By Bob Harris
Well, it is now a done deed – we have another new head of the New York City school system. There is now another chancellor who will head the New York City Department of Education. We have had eight different school heads in the past 24 years.
Rudy Crew came on board in October 1995 and left in October 1995, while Harold Levy joined the system in January 2000. I remember the high hopes which existed when newspaper stories told of their backgrounds. They are not considered successes by some people today, yet they have many successes they can be proud of.
One must think of the state of the schools today. While some harp on the failures, I like to write of the successes. The thousands of high school students who graduated last June. The awards they received in their large and small high schools. The colleges which accepted them and often gave them scholarships. The many community activities they took part in when in high school and the good they did in the school as well as outside community.
Day after day one can read of the good things students are doing. Yes, there are failures and problems but overall they outweigh the failures.
What hopes do people have for the schools under Chancellor Joel Klein? Do they expect him to find the money needed to provide enough up-to-date textbooks, enough drawing paper, shades for the classrooms, electric wiring to power the modem computers needed, desks for each student, air conditioning for those 90 degree days, workbooks the students can actually write in, staple machines for the teachers, copy machines which are operational, available to the staff and with enough paper, nicely painted classrooms which don’t look drab, modem science laboratories so students can do actual experiments to prepare them for the required state tests they must pass to graduate, review books which give the students a good summary for those required state tests plus the many other things which students need to be able to learn.
Will the chancellor be able to make the licensing system more efficient and humane, provide mentors for new teachers from the first day of class not after the fifth week, help the drug and alcohol- addicted students, help those who are living in different shelters each night, stop the class bully from frightening decent students, help the child in a dysfunctional family, keep the disruptive child who is also often a slow learner from disrupting a class, get rid of the bilingual programs, help foreign-born children learn English in a year or two, make parents get involved in their children’s learning by coming to school for conferences and making them go to school daily, respect the teacher, do homework and study for tests and come for tutoring if necessary?
Chancellor Klein is making the right moves during his first few days in office. He visited Queens Borough President Helen Marshall and also met with Queens parent activists to discuss their concerns. He addressed about half of the 8,000 new teachers at a meeting in the Theatre at Madison Square Garden along with UFT President Randi Weingarten. He has also received good press that he attended public schools in New York City and graduated from William Cullen Bryant HS and then taught for a short time before moving on to law school at Columbia University.

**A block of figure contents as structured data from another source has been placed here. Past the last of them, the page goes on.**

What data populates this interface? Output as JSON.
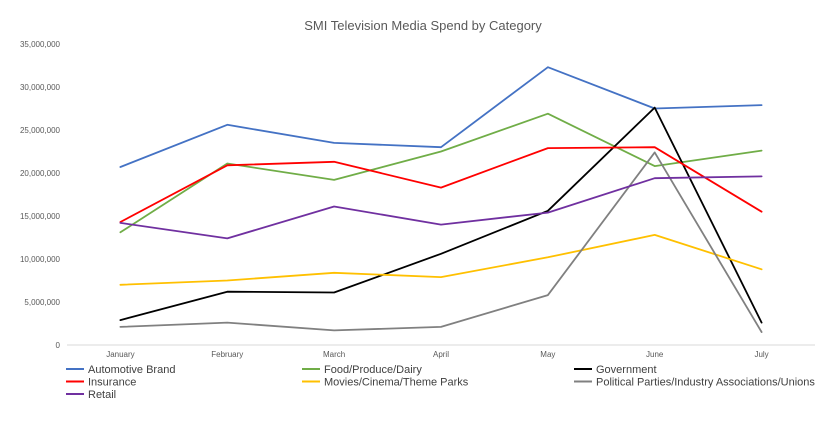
{
  "chart_data": {
    "type": "line",
    "title": "SMI Television Media Spend by Category",
    "xlabel": "",
    "ylabel": "",
    "categories": [
      "January",
      "February",
      "March",
      "April",
      "May",
      "June",
      "July"
    ],
    "ylim": [
      0,
      35000000
    ],
    "yticks": [
      0,
      5000000,
      10000000,
      15000000,
      20000000,
      25000000,
      30000000,
      35000000
    ],
    "ytick_labels": [
      "0",
      "5,000,000",
      "10,000,000",
      "15,000,000",
      "20,000,000",
      "25,000,000",
      "30,000,000",
      "35,000,000"
    ],
    "grid": false,
    "legend_position": "bottom",
    "series": [
      {
        "name": "Automotive Brand",
        "color": "#4472c4",
        "values": [
          20700000,
          25600000,
          23500000,
          23000000,
          32300000,
          27500000,
          27900000
        ]
      },
      {
        "name": "Food/Produce/Dairy",
        "color": "#70ad47",
        "values": [
          13100000,
          21100000,
          19200000,
          22500000,
          26900000,
          20800000,
          22600000
        ]
      },
      {
        "name": "Government",
        "color": "#000000",
        "values": [
          2900000,
          6200000,
          6100000,
          10600000,
          15600000,
          27600000,
          2600000
        ]
      },
      {
        "name": "Insurance",
        "color": "#ff0000",
        "values": [
          14300000,
          20900000,
          21300000,
          18300000,
          22900000,
          23000000,
          15500000
        ]
      },
      {
        "name": "Movies/Cinema/Theme Parks",
        "color": "#ffc000",
        "values": [
          7000000,
          7500000,
          8400000,
          7900000,
          10200000,
          12800000,
          8800000
        ]
      },
      {
        "name": "Political Parties/Industry Associations/Unions",
        "color": "#808080",
        "values": [
          2100000,
          2600000,
          1700000,
          2100000,
          5800000,
          22400000,
          1500000
        ]
      },
      {
        "name": "Retail",
        "color": "#7030a0",
        "values": [
          14200000,
          12400000,
          16100000,
          14000000,
          15400000,
          19400000,
          19600000
        ]
      }
    ]
  }
}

Headlines about his graduation from Bryant HS have been a good positive result of his appointment. An interesting result of his days at Bryant has been a phone call from the public relations person at the UFT asking if I was the Mr. Harris who had taught Klein science at Bryant H. S. No, I had arrived at Bryant a few years after Klein graduated and taught social studies for about 20 years there.
I remember other chancellors speaking to the Delegate Assembly of the UFT. I believe the UFT president had presented Rudy Crew, if it was Crew, with a bucket of supplies because at that time things were just not available at the Board of Education headquarters.
Chancellor Levy does leave a positive legacy. I remember articles on the artists he brought to meetings with his superintendents and photos of them playing musical instruments as a way of building camaraderie and understanding. All of the teachers in the system are or will be certified by June 2003. It was the big pay raise which attracted all these qualified teachers, but it occurred during Levy’s watch.
About 30 percent of the children who enter the New York City schools fail to graduate. The students drop out in the 10th or 11th grade when they realize they will not just be passed along in high school and must pass every class. Now they must also pass special tests, which even if made easier, are still a content test. Some parents, who are invisible illegal aliens, keep these older children home to babysit or work in a family business.
Our new chancellor will have to meet the needs of the students who have all the problems I mentioned above. While some of our new foreign students come from middle-class backgrounds, many come from primitive rural or urban areas far removed from our modern technological society. It will take more than a new energetic teacher and more supplies to help them and their families succeed in New York City.
GOOD AND BAD NEWS OF THE WEEK
The complex problems of New York City were apparent during the Little League World Series. The Harlem team was almost denied the change to take part in the series because some students lived with relatives in other parts of the city and in homeless shelters. Such are the problems faced by families, such are the problems faced by the schools when dealing with these children and their families.
The mayor has announced that the NYPD will crack down on career criminals and quality-of-life crimes. I thought they have been doing this for years, which is why crime is down.